Are you wondering what an MT does? Basically, whenever a person has an encounter with a physician, he or she will dictate a note about your visit into a handheld recorder. MTs listen to that recording and transcribe it so that it can be placed in the patient's medical chart. MTs type notes on basic doctor visits, specialist visits, consultations, letters to other physicians, emergency room notes, surgical procedures, etc. Sounds easy right? All you have to do is listen to what the doctor says and type it? Well, it's not easy! Please don't think this is a get-rich-quick kind of job, because it isn't. It takes a lot of time to develop the skills necessary to be a good MT. You have to be very familiar with medical language, have a good handle on spelling and grammar, top-notch research skills, excellent typing skills and, most importantly, you have to enjoy being on the computer for hours and hours every day. If this doesn't sound like fun to you, then this probably isn't the right job for you. But, if you're intrigued, keep reading!

I took Career Step's course from March through June of 2008. It takes most people 12-18 months to finish the course, but it can be done in four months if you have at least 40 hours a week to work on it. I was a bit desperate to start making some money, so I put as much time as I possibly could into my studies. I graduated with High Honors on June 4, 2008. The very next week, I received four job offers. When you are looking for a job as an MT, you have to take employment tests. The employers give you actual dictation to transcribe and see how you do with it. It's very time consuming and sometimes frustrating, but if you do well on the test and they have an opening, they will offer you a job. I work as an independent contractor, but there are employee positions available also. The main differences between the two are flexibility and benefits. As an independent contractor, your company can't tell you when to work as long as your work is back by the time it's due, but you will not be offered benefits, and you have to pay self-employment taxes. Employees usually have to work a set shift, but they are also offered benefits like health insurance, 401K plans, etc., and the employer takes care of withholding your taxes from your paycheck.
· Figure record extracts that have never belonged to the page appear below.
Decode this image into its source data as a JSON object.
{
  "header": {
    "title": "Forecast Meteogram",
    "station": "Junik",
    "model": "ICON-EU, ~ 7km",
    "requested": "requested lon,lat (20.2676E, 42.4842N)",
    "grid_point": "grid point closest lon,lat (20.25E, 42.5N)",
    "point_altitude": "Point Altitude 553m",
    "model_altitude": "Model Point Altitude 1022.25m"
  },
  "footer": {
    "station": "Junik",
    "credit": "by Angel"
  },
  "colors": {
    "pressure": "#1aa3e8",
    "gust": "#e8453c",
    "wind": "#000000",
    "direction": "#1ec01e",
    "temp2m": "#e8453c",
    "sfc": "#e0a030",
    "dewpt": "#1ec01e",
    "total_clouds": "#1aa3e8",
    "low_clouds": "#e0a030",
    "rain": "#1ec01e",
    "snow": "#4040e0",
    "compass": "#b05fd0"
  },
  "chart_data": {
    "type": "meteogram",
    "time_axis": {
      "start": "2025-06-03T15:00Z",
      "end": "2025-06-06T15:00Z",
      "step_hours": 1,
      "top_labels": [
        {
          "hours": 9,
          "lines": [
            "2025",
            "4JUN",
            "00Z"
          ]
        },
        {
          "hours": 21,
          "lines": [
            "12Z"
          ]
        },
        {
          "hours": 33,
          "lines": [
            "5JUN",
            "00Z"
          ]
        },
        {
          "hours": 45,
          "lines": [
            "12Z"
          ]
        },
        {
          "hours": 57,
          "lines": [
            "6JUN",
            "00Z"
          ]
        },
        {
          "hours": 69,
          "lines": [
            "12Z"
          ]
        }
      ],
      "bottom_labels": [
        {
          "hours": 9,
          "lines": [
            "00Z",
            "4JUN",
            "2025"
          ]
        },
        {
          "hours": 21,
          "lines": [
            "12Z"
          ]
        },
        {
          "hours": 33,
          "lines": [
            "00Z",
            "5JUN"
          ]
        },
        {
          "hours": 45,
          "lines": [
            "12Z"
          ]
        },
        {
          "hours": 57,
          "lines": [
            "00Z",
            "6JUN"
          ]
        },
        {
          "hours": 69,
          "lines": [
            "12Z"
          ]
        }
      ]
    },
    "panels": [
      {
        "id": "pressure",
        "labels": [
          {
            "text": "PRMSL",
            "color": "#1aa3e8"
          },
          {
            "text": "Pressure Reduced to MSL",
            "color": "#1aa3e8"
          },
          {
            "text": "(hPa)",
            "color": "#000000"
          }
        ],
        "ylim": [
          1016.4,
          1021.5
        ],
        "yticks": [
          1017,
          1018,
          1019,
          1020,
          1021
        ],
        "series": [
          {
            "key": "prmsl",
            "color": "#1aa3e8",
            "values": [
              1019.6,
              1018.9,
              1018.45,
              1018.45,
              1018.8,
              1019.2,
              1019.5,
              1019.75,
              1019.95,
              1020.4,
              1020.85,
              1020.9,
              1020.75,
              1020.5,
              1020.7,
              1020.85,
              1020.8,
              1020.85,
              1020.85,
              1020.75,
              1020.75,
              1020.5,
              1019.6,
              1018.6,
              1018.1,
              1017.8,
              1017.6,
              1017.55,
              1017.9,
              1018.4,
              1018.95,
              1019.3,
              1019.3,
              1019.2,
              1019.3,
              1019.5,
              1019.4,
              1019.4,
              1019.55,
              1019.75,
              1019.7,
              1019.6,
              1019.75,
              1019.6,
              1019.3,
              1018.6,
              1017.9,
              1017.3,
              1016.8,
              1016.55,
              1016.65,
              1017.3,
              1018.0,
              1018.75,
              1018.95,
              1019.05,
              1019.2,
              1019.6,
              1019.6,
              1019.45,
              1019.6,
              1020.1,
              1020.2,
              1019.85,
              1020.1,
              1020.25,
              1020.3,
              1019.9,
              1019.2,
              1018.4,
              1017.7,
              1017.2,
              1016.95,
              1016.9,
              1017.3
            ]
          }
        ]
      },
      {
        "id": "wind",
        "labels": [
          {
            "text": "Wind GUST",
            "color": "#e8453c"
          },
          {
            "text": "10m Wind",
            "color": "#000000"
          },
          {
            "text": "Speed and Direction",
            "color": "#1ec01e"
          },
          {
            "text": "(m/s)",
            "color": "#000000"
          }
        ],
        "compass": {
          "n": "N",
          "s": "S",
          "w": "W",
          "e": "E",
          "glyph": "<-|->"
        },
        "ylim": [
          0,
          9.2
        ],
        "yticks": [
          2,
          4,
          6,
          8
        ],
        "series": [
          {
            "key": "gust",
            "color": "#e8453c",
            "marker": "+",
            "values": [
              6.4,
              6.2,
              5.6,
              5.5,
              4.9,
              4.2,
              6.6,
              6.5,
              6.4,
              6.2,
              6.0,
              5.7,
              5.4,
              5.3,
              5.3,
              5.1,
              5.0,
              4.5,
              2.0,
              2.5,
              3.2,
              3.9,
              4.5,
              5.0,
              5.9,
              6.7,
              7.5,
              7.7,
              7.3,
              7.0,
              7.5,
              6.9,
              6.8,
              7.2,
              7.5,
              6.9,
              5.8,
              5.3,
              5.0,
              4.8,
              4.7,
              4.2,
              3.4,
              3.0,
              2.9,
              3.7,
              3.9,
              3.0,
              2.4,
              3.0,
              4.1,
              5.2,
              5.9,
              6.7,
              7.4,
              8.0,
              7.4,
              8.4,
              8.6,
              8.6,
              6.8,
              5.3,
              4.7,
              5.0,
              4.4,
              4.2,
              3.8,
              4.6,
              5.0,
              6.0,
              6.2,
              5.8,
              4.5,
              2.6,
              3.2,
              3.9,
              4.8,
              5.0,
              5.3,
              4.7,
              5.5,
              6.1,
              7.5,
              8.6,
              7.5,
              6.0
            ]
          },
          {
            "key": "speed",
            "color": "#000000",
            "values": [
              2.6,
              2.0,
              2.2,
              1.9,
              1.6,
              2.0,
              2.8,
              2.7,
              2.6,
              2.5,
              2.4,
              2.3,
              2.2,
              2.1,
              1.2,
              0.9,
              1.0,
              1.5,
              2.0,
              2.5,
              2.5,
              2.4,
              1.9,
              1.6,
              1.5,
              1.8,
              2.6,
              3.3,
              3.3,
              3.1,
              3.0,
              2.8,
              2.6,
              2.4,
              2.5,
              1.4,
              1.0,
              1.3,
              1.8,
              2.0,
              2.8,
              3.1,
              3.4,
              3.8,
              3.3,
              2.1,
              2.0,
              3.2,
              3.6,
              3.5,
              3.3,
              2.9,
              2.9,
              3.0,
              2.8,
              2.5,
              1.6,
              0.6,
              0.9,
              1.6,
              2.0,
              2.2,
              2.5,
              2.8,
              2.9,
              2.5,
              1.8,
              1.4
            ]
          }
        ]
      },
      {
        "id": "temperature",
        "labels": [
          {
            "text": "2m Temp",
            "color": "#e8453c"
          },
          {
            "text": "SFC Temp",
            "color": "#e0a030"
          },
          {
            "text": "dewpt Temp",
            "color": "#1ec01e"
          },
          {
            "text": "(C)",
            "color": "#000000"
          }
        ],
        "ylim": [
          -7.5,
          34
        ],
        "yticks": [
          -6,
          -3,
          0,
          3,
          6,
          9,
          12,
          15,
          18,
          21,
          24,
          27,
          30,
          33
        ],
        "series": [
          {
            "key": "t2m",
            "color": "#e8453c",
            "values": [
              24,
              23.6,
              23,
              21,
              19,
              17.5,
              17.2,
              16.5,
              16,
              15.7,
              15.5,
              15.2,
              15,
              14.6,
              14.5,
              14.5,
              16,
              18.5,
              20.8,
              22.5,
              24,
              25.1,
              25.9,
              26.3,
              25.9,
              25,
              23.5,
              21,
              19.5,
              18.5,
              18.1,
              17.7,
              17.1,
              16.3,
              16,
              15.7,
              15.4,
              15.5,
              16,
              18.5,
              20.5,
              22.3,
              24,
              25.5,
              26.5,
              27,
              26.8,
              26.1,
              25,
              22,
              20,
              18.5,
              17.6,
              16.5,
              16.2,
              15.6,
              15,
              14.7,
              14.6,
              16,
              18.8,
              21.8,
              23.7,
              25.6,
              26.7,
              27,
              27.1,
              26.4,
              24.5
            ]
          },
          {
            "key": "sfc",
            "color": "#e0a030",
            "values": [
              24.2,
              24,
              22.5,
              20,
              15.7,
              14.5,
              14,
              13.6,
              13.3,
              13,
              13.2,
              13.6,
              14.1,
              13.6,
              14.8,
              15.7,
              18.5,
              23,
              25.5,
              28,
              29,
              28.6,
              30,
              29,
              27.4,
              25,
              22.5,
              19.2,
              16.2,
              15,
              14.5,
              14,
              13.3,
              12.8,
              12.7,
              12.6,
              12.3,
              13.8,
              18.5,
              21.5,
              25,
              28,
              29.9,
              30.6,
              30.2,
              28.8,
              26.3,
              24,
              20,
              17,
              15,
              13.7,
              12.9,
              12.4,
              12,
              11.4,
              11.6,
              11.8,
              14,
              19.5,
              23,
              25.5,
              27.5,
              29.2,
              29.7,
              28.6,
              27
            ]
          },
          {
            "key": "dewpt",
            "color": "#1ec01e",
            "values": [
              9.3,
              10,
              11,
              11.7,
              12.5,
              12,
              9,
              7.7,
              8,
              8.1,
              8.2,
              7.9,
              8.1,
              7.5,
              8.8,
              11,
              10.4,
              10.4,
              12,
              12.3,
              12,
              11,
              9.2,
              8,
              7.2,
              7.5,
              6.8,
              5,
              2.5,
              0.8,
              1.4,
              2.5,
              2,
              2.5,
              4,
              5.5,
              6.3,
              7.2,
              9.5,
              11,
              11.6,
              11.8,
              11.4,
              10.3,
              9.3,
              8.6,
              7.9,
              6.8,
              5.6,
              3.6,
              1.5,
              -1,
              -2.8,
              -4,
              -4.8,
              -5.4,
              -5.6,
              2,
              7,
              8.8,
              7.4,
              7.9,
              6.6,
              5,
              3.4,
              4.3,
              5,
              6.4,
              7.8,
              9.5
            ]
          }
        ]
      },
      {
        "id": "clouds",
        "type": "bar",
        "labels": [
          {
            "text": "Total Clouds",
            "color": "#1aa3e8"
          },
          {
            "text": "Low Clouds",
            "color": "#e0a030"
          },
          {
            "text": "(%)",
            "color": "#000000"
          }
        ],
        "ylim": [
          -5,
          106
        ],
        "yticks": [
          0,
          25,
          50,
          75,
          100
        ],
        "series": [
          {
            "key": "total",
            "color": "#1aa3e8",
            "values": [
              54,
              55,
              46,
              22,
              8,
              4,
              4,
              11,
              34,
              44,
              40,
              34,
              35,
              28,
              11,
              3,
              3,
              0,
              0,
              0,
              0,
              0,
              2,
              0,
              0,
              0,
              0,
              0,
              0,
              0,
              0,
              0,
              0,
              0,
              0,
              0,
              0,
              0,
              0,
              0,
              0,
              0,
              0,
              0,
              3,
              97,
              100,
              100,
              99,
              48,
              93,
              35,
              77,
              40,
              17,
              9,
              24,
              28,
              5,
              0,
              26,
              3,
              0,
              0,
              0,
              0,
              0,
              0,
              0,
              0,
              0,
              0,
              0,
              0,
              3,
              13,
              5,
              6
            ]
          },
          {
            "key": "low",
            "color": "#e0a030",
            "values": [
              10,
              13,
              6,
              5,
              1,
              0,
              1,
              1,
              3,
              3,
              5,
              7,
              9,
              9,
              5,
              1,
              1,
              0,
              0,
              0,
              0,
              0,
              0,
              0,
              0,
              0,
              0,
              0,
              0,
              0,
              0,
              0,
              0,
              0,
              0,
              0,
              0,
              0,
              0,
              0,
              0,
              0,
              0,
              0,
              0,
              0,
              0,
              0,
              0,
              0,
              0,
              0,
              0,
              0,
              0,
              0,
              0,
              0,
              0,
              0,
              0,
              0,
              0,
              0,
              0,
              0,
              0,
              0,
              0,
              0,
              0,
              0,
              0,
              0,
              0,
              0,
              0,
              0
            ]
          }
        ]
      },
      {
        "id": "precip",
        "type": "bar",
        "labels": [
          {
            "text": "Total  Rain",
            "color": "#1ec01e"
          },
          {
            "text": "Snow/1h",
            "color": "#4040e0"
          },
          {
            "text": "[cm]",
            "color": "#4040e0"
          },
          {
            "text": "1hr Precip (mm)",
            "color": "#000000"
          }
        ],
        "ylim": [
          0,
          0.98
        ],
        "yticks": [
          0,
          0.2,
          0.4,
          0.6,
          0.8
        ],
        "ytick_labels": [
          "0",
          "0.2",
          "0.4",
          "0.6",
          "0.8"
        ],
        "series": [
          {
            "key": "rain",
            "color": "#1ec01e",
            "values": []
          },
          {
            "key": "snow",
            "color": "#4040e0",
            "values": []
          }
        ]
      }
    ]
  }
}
MTs are almost always paid on a production basis. The more you type, the more you make! I started out making about $10/hour, which is pretty good for a brand new MT. Most people struggle for a few months just to make minimum wage. There is a lot of luck involved in how much you can make when you're first starting out. On my first account, I had a small group of seven doctors to transcribe for who all worked in the same specialty and were all fairly easy to understand. If you start out on a hospital account in a large city, you could be transcribing for several hundred doctors, many of whom are still learning English, so it can be very difficult to make a decent living. However, there are plenty of transcription companies who specialize in clinic accounts (doctor's offices), and those companies will typically have much easier accounts. I now average over $25/hour. If I was able to transcribe for my favorite doctors only, I could make $35/hour, but that's not how it works. I now work on a small hospital account, and there are about 30 doctors who I transcribe for. I never know who will be in my workload that day. Some days, I make $150 and some days, I make $50. I usually work anywhere from 4-7 hours a day. My first year, I made $17,500, but I was struggling with a company who had too many MTs for the amount of work that was available. I now work for a company that is able to supply me with plenty of work, so that has really helped my bank balance!

I really love my job, even though I have days where I want to throw my computer through the window! The patients never see me and most of them aren't even aware of my existence, but I am still able to help them receive the best care possible. When patients' medical records are clear and error-free, physicians are better able to treat them. This isn't a glamorous job (most days, I work in my pajamas!), but it makes me feel good to be helping someone else and supporting my family at the same time.